PM Babiš claims 'political bias' in Brussels behind fraud charges against him

Stork's Nest

The timing could hardly have been less inopportune. On the very day newly-reappointed Prime Minister Andrej Babiš took the oath of office at Prague Castle – in which he pledged to fight corruption in government and for “Czech national interests in the European Union” – in Brussels, the EU’s anti-fraud office released its annual report highlighting efforts to combat the very same kind of fraud Mr Babiš is himself accused of having orchestrated.

Stork's Nest | Photo: Filip Jandourek,  Czech Radio
According to the EU anti-fraud office OLAF, in order to qualify for an EU grant intended for small businesses a decade ago, Mr Babiš’s conglomerate Agrofert, now in a trust, appears to have staged the fake transfer of a farm and hotel complex outside Prague known as the “Stork’s Nest” to anonymous owners.

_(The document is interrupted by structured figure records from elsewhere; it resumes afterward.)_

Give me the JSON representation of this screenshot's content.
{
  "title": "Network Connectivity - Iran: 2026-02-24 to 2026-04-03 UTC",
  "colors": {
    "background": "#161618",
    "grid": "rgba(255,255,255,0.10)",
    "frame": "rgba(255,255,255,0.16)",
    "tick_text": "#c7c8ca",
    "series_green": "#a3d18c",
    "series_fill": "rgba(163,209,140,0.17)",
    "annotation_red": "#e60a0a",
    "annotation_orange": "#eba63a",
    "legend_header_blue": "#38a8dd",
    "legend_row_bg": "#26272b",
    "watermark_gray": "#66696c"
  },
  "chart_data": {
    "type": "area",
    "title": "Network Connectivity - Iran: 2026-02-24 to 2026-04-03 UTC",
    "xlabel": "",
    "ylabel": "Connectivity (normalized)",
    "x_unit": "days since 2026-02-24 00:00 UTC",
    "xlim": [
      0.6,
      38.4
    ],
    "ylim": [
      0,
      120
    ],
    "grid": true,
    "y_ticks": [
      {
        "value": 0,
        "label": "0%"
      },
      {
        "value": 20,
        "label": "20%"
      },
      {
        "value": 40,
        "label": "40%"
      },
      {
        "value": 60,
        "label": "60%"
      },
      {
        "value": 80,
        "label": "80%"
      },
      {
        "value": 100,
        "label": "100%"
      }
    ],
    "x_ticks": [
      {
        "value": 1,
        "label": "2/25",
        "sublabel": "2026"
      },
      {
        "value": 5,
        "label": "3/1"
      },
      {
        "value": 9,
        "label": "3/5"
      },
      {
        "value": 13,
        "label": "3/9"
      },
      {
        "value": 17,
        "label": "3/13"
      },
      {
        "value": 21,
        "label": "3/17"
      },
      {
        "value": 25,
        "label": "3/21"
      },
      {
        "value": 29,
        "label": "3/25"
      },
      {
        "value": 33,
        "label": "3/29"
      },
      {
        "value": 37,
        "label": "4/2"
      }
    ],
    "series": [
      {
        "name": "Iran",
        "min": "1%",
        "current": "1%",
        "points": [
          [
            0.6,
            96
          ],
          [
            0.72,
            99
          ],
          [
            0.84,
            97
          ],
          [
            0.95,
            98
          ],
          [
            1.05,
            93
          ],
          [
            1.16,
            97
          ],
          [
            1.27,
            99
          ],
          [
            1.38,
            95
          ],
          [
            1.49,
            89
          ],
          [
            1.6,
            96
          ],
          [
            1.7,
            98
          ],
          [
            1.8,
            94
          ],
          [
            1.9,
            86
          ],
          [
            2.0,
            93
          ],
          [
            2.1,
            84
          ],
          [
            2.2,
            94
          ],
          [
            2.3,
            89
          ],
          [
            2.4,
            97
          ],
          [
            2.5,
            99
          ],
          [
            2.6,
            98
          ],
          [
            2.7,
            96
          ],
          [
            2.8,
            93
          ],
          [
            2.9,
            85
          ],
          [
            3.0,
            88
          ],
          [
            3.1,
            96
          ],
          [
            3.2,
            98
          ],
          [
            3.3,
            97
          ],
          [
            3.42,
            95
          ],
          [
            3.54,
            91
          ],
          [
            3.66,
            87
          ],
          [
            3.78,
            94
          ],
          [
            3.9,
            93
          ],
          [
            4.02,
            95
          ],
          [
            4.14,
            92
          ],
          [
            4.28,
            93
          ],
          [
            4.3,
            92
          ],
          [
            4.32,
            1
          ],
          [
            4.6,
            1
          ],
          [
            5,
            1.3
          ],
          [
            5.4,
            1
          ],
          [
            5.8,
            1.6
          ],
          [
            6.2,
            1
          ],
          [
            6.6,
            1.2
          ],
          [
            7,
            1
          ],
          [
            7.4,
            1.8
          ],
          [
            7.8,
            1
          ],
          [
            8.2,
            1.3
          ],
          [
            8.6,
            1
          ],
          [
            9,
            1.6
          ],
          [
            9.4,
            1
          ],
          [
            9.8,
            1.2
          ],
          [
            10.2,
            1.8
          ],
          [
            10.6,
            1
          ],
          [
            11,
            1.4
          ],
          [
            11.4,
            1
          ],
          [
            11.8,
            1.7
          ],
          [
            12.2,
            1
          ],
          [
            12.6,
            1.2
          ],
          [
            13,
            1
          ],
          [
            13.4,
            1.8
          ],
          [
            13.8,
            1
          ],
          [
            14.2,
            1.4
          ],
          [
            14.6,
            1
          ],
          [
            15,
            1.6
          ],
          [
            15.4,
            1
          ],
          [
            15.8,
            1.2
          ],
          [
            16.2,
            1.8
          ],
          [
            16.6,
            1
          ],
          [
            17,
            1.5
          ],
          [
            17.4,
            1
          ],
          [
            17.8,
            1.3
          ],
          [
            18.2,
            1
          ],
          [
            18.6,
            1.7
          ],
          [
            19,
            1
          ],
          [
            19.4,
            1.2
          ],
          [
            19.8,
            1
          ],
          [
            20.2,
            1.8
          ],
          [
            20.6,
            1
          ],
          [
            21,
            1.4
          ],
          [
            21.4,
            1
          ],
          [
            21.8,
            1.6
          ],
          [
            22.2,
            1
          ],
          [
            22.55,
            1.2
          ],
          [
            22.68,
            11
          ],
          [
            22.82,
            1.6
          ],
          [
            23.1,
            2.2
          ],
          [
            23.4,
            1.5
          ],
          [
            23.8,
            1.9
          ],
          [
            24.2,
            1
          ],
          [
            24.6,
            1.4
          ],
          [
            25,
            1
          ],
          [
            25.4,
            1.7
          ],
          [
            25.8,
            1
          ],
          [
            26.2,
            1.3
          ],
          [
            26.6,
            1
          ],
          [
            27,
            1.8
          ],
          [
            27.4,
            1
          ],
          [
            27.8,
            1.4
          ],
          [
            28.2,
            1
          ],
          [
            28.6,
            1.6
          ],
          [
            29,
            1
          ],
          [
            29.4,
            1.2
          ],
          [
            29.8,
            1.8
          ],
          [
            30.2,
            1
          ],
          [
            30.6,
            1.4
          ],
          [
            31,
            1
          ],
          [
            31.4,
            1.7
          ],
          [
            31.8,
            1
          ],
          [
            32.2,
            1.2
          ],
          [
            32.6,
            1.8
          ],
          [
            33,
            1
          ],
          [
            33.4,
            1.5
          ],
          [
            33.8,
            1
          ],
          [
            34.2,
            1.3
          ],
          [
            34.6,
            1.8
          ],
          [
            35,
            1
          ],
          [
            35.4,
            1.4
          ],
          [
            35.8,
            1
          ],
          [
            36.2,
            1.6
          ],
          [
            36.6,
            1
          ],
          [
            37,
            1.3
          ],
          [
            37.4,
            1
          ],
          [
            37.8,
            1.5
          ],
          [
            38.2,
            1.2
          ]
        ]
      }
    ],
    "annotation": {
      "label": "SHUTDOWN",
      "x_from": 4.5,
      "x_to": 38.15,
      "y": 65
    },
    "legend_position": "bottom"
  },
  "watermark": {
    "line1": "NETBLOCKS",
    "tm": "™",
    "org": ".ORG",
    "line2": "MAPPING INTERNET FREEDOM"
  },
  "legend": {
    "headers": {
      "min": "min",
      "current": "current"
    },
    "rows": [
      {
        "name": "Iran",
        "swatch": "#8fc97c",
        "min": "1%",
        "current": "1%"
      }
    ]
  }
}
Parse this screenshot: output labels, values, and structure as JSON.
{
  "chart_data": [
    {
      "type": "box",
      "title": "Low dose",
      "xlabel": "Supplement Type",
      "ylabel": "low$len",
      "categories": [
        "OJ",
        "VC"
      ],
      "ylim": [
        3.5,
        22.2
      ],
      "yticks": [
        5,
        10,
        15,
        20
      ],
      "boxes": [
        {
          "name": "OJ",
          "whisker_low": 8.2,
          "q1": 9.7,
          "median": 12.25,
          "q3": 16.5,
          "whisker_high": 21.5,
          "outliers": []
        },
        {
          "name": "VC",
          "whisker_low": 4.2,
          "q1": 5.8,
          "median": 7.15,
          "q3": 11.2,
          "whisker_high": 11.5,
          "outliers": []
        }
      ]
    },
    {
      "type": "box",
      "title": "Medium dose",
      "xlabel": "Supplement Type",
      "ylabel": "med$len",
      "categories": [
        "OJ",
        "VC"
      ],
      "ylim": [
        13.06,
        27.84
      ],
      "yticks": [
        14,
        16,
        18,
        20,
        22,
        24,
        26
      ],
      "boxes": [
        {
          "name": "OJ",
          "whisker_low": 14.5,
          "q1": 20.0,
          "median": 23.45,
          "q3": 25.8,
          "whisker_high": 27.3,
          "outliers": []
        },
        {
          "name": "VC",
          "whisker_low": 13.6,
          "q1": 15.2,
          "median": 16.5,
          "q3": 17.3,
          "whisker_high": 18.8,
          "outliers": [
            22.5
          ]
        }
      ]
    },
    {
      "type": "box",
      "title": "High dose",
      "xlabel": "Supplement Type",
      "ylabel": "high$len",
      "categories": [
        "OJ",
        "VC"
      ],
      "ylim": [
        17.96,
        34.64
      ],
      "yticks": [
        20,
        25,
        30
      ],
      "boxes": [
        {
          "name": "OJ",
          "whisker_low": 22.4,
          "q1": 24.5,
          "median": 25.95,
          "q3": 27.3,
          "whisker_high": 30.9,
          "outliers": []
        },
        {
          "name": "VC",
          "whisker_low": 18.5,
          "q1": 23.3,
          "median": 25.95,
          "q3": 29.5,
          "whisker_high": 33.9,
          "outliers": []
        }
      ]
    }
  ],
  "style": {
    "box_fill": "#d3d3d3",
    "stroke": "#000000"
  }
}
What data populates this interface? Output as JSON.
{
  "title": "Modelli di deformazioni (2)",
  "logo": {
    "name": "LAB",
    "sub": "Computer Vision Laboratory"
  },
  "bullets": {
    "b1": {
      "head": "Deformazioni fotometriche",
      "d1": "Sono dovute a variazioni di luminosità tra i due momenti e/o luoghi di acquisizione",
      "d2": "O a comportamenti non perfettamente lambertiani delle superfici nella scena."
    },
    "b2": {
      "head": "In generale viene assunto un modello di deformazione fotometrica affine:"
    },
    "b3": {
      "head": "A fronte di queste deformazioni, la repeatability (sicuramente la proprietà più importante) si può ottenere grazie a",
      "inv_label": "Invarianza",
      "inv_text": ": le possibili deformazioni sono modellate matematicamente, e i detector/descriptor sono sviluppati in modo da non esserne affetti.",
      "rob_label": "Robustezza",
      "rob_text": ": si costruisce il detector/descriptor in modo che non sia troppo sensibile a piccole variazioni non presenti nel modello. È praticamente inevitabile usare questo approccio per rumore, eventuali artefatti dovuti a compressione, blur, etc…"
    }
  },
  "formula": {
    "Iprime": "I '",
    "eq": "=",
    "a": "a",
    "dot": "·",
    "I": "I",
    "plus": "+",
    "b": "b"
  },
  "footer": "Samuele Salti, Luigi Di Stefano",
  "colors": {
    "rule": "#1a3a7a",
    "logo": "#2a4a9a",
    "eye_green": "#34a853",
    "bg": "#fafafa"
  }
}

Mr Babiš denies any wrongdoing and claims the OLAF investigation resulted from “political bias” against him in Brussels – a charge that the current acting director of the EU’s anti-fraud office, Nicholas Ilett, has strongly objected to.

“I absolutely deny that there was any political influence on me, or on my predecessor Giovanni Kessler. And in fact I can also categorically state that in all the time I’ve been in OLAF, with two directors general and twice myself as acting director general, I’ve never been subject to political influence from the European Commission, who are my political masters.”

Agrofert has lodged a complaint with both the EU ombudsman and EU Court of Justice over OLAF’s handling of the investigation. In an interview for Czech television on Wednesday, the freshly-minted prime minster again there had been no impropriety and insisted the investigation was “politicized”.

Andrej Babiš,  photo: ČTK/AP/Petr David Josek
“Every reasonable person, when he thinks about what actually happened, anyone who remembers what took place 10 years ago knows that there was no corruption in the case, nobody stole anything, and that the complex serves the public…

“It was definitely done correctly. It was audited nine times. No one got rich from it, though 1 billion crowns was invested in the complex. I think that Europe should boast it granted such a subsidy.”

But with the jury still out, so to speak, Mr Babiš is still struggling to cobble together a viable government. The right-wing parties in parliament are shunning him due to the pending charges of EU subsidy fraud, so his centrist ANO party is trying to form a coalition government with the centre-left Social Democrats, and has even turned to the Communist Party for tacit support.